Justice : Jusqu'à deux ans de prison ferme contre les émeutiers de Montargis

Des peines comprises entre un et deux ans de prison ferme ont été prononcées contre cinq jeunes hommes pour leur participation aux émeutes de Montargis, dans la nuit du 29 au 30 juin 2023. Des dizaines de commerces avaient été vandalisés, et quatre immeubles partis en flamme.

Il fait nuit noire sur le tribunal d'instance de Montargis, lorsque cinq des sept jeunes hommes mis en cause sont condamnés pour leur participation aux émeutes de Montargis. Des peines comprises entre un et deux ans de prison ferme ont été prononcées par le tribunal correctionnel. 

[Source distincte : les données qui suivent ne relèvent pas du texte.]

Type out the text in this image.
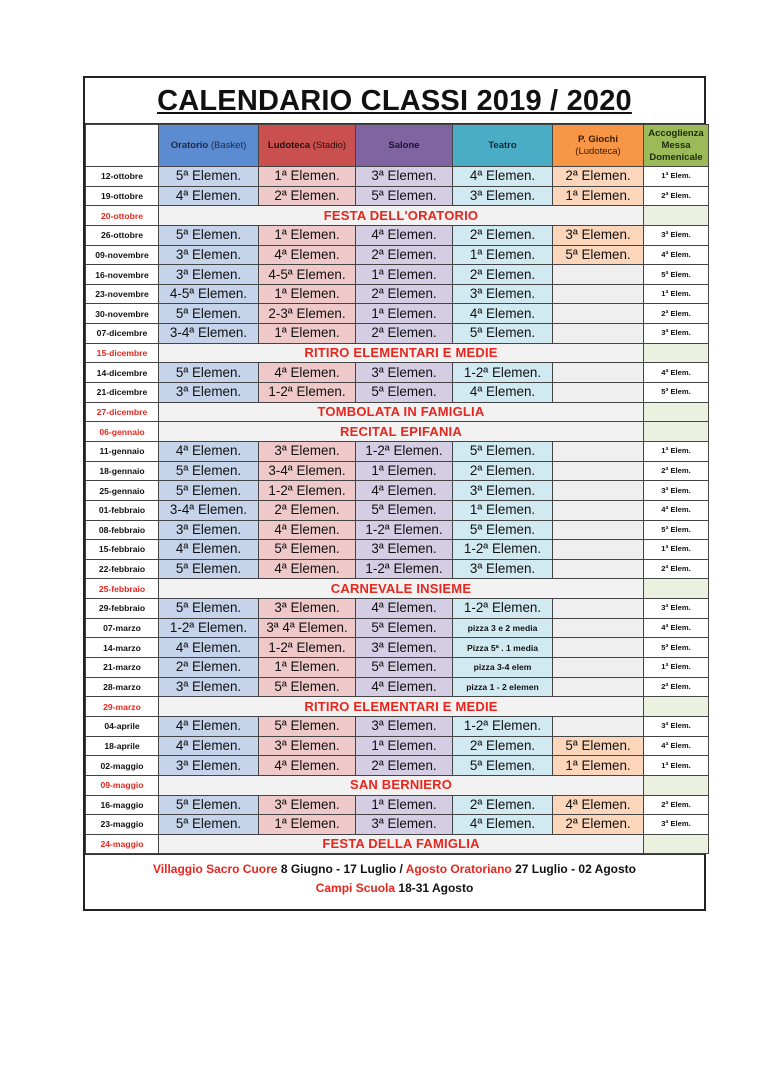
CALENDARIO CLASSI 2019 / 2020
	Oratorio (Basket)	Ludoteca (Stadio)	Salone	Teatro	P. Giochi
(Ludoteca)	Accoglienza Messa Domenicale
12-ottobre	5ª Elemen.	1ª Elemen.	3ª Elemen.	4ª Elemen.	2ª Elemen.	1ª Elem.
19-ottobre	4ª Elemen.	2ª Elemen.	5ª Elemen.	3ª Elemen.	1ª Elemen.	2ª Elem.
20-ottobre	FESTA DELL'ORATORIO					
26-ottobre	5ª Elemen.	1ª Elemen.	4ª Elemen.	2ª Elemen.	3ª Elemen.	3ª Elem.
09-novembre	3ª Elemen.	4ª Elemen.	2ª Elemen.	1ª Elemen.	5ª Elemen.	4ª Elem.
16-novembre	3ª Elemen.	4-5ª Elemen.	1ª Elemen.	2ª Elemen.		5ª Elem.
23-novembre	4-5ª Elemen.	1ª Elemen.	2ª Elemen.	3ª Elemen.		1ª Elem.
30-novembre	5ª Elemen.	2-3ª Elemen.	1ª Elemen.	4ª Elemen.		2ª Elem.
07-dicembre	3-4ª Elemen.	1ª Elemen.	2ª Elemen.	5ª Elemen.		3ª Elem.
15-dicembre	RITIRO ELEMENTARI E MEDIE					
14-dicembre	5ª Elemen.	4ª Elemen.	3ª Elemen.	1-2ª Elemen.		4ª Elem.
21-dicembre	3ª Elemen.	1-2ª Elemen.	5ª Elemen.	4ª Elemen.		5ª Elem.
27-dicembre	TOMBOLATA IN FAMIGLIA					
06-gennaio	RECITAL EPIFANIA					
11-gennaio	4ª Elemen.	3ª Elemen.	1-2ª Elemen.	5ª Elemen.		1ª Elem.
18-gennaio	5ª Elemen.	3-4ª Elemen.	1ª Elemen.	2ª Elemen.		2ª Elem.
25-gennaio	5ª Elemen.	1-2ª Elemen.	4ª Elemen.	3ª Elemen.		3ª Elem.
01-febbraio	3-4ª Elemen.	2ª Elemen.	5ª Elemen.	1ª Elemen.		4ª Elem.
08-febbraio	3ª Elemen.	4ª Elemen.	1-2ª Elemen.	5ª Elemen.		5ª Elem.
15-febbraio	4ª Elemen.	5ª Elemen.	3ª Elemen.	1-2ª Elemen.		1ª Elem.
22-febbraio	5ª Elemen.	4ª Elemen.	1-2ª Elemen.	3ª Elemen.		2ª Elem.
25-febbraio	CARNEVALE INSIEME					
29-febbraio	5ª Elemen.	3ª Elemen.	4ª Elemen.	1-2ª Elemen.		3ª Elem.
07-marzo	1-2ª Elemen.	3ª 4ª Elemen.	5ª Elemen.	pizza 3 e 2 media		4ª Elem.
14-marzo	4ª Elemen.	1-2ª Elemen.	3ª Elemen.	Pizza 5ª . 1 media		5ª Elem.
21-marzo	2ª Elemen.	1ª Elemen.	5ª Elemen.	pizza 3-4 elem		1ª Elem.
28-marzo	3ª Elemen.	5ª Elemen.	4ª Elemen.	pizza 1 - 2 elemen		2ª Elem.
29-marzo	RITIRO ELEMENTARI E MEDIE					
04-aprile	4ª Elemen.	5ª Elemen.	3ª Elemen.	1-2ª Elemen.		3ª Elem.
18-aprile	4ª Elemen.	3ª Elemen.	1ª Elemen.	2ª Elemen.	5ª Elemen.	4ª Elem.
02-maggio	3ª Elemen.	4ª Elemen.	2ª Elemen.	5ª Elemen.	1ª Elemen.	1ª Elem.
09-maggio	SAN BERNIERO					
16-maggio	5ª Elemen.	3ª Elemen.	1ª Elemen.	2ª Elemen.	4ª Elemen.	2ª Elem.
23-maggio	5ª Elemen.	1ª Elemen.	3ª Elemen.	4ª Elemen.	2ª Elemen.	3ª Elem.
24-maggio	FESTA DELLA FAMIGLIA					
Villaggio Sacro Cuore 8 Giugno - 17 Luglio / Agosto Oratoriano 27 Luglio - 02 Agosto
Campi Scuola 18-31 Agosto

Jean-Cédric Gaux, procureur de la République avait requis des peines de 1 à 4 ans de prison ferme quelques heures plus tôt. 

Cinq heures de débats auront été nécessaires pour tenter de savoir qui a joué quel rôle, dans les émeutes du 29 au 30 juin 2023. La majorité des mis en cause, âgés de 19 à 22 ans, on déjà un casier judiciaire, et sont jugés en récidive légale. Le parquet demande également des peines d'interdiction de séjour dans la ville de Montargis, entre deux, et cinq ans cette fois-ci. 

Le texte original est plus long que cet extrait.